You have most likely heard statistics suggesting that well over half of Christian high school graduates drift away from actively growing in faith during this transition, yet most Christian leaders struggle to understand how this can be. Often, in an attempt to determine an answer to these questions, many Christian leaders point a finger at where the teen transitioned to (Point B), rather than looking back to the environment that was intended to equip the individual for the challenge (Point A).

Therefore, the question that we have to ask is this: Why aren’t eighteen years of Christian home life and over a decade of active church involvement enough to ensure that the majority of Christian teenagers make a healthy transition of faith from one stage of life to another? To begin answering this question, let’s think about this scenario. Suppose you need to drive from Alabama to northern California. You know that you need to go west, and you can most likely name all the states you will need to drive through. But to understand the exact road names and interstate numbers, you will need some help. To get the help you need, you ask someone for a map, and they give you a road map of Alabama. Even though that is a good start, it is not enough to get you where you need to go. So you look to the internet, but instead you get a webpage with pictures of Northern California and a list of popular tourist attractions. Finally, you look on a GPS for the directions from your Point A to Point B, but instead you only get a route planned out from Alabama to Texas. Frustrated, you just start driving west, hoping that you eventually make it to where you need to go.

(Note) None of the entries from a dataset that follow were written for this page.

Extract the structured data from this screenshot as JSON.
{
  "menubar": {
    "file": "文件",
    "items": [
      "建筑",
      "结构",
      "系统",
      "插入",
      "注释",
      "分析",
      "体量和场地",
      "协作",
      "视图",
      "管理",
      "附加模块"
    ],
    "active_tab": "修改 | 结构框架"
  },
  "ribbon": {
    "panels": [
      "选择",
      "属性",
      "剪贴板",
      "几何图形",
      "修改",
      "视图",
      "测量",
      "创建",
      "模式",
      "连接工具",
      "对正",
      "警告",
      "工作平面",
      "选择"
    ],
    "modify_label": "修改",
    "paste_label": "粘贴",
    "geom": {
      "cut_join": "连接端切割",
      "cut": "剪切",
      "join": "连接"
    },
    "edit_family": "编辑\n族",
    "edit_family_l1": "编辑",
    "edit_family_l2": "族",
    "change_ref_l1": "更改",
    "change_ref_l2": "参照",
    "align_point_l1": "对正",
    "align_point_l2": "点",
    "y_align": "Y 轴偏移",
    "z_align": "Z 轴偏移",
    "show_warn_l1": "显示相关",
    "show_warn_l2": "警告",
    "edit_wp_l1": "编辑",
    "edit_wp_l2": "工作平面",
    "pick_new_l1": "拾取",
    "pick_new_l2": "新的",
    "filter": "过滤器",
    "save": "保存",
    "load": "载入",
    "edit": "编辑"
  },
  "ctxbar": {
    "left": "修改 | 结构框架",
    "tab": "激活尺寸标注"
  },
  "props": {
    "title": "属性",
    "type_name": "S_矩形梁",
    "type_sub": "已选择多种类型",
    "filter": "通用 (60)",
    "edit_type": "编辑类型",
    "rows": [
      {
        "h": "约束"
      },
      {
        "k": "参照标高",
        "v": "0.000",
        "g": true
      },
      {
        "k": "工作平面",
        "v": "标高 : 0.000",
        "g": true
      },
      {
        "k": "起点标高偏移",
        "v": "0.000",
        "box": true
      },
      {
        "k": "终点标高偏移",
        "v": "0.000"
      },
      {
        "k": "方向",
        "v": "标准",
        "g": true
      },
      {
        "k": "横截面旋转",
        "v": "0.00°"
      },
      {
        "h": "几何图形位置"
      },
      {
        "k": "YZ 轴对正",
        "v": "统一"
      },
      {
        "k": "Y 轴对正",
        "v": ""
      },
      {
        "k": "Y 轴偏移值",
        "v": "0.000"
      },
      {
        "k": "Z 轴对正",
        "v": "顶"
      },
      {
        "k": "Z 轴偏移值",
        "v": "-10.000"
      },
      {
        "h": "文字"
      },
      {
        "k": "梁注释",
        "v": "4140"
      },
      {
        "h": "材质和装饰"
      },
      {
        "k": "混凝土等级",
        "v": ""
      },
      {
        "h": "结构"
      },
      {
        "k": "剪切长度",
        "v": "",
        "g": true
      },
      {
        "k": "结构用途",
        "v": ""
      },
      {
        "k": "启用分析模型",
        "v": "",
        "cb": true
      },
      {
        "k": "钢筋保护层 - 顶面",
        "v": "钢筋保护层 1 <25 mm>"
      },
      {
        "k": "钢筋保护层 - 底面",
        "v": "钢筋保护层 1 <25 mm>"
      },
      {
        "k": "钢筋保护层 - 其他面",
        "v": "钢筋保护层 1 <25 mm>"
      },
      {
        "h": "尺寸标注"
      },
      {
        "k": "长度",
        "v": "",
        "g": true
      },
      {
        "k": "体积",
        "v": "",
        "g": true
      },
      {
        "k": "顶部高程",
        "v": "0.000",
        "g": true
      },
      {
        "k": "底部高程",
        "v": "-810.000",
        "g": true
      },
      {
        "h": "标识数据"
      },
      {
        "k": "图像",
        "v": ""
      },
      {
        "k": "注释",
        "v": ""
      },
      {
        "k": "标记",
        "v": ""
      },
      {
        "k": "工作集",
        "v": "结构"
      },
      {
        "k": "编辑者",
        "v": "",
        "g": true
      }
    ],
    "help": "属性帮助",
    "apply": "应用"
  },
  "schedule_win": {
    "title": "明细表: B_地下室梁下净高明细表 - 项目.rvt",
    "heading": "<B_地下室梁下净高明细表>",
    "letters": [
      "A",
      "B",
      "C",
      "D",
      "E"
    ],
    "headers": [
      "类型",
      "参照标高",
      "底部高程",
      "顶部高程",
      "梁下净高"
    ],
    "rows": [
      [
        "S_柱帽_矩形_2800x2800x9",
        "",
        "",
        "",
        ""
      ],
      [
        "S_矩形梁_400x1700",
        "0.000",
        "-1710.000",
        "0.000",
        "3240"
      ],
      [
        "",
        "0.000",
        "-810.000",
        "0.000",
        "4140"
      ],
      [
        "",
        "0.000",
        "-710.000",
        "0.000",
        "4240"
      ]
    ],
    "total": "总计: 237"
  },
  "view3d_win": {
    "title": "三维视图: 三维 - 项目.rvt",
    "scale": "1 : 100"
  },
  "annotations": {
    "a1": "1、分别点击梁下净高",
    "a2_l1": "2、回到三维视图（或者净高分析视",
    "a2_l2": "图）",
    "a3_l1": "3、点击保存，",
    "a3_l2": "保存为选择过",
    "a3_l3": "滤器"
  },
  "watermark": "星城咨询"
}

This story is much like how we prepare students for the transition of life after high school. We talk a lot about growing in faith, but we don’t help students understand how to grow in the setting of college (or other post-high school destinations). We give them community and opportunities for fellowship, but we rarely go so far as to teach them how to find community when one doesn’t simply fall into their lap. We tell them what they should believe as a follower of Christ, but we stop just short of helping them understand why knowing what they believe is important to the process of believing it. As youth ministry leaders, we are often good about helping them know where they are now (life at Point A), but we struggle in equipping them to navigate safely to the next destination: knowing how to get there and what to do when they arrive. In short, we teach them about faith, but we don’t help them develop lasting ownership of that faith.

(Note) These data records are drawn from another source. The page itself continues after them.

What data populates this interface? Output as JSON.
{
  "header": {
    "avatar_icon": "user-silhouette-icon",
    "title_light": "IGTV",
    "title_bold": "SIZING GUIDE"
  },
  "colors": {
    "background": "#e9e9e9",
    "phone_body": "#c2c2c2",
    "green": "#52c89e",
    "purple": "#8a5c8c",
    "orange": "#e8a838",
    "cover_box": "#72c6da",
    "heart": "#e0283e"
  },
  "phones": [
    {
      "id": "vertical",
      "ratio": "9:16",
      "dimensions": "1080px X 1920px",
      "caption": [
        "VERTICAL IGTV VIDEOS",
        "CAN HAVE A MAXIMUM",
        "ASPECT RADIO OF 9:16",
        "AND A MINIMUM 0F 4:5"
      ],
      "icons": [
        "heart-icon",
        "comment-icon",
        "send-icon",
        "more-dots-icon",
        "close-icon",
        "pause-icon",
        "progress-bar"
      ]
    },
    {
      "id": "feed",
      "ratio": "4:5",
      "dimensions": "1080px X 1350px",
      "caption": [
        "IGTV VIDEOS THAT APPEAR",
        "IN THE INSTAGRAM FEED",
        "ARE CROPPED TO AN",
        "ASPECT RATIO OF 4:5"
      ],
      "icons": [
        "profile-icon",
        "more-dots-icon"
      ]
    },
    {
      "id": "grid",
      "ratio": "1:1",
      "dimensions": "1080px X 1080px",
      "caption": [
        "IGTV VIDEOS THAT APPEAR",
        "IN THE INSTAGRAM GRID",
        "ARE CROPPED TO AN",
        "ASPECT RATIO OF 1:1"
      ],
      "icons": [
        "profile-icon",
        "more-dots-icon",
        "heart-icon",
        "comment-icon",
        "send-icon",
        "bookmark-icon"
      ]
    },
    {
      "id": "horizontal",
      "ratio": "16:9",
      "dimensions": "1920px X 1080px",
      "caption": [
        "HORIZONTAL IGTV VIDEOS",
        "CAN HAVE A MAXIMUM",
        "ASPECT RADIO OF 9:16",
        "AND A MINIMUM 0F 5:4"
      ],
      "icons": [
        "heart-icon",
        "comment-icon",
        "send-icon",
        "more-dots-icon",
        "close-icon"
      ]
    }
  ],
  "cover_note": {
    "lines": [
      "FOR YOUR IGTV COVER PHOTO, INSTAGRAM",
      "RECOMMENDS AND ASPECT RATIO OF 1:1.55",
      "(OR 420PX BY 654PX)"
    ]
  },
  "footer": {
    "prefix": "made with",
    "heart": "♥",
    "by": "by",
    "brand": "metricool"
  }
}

Ownership is the pathway to faith maturity. Ownership is the missing link in what it takes to help a teenager make a healthy transition into life after high school. 1 Corinthians 13:11 says, “When I was a child, I spoke like a child, I thought like a child, I reasoned like a child. When I became a man, I gave up childish ways.” As student ministry leaders, we have the incredible privilege to watch children grow up in front of our eyes. We see them go from an awkward, insecure boy or girl in middle school to a grown, young person eagerly anticipating the chance to venture out into the world and experience it fully. Physically, they are ready. Socially, they are often ready. Even emotionally, many of them are ready to make the transition. But spiritually? Statically, most are not. Instead, many of them say: “When I was a child, I worshiped like a child, I prayed like a child, and read my little quiet time devotional like a child. When I became a man, I put those childish practices away.”

In this course, we will be looking at what it takes to effectively transition faith from Point A to Point B in the lives of our teenage friends. You will be challenged to re-evaluate everything you do in ministry, to make sure that it is a catalyst for ownership and is equipping students for the journey ahead to the places that God has called them to go.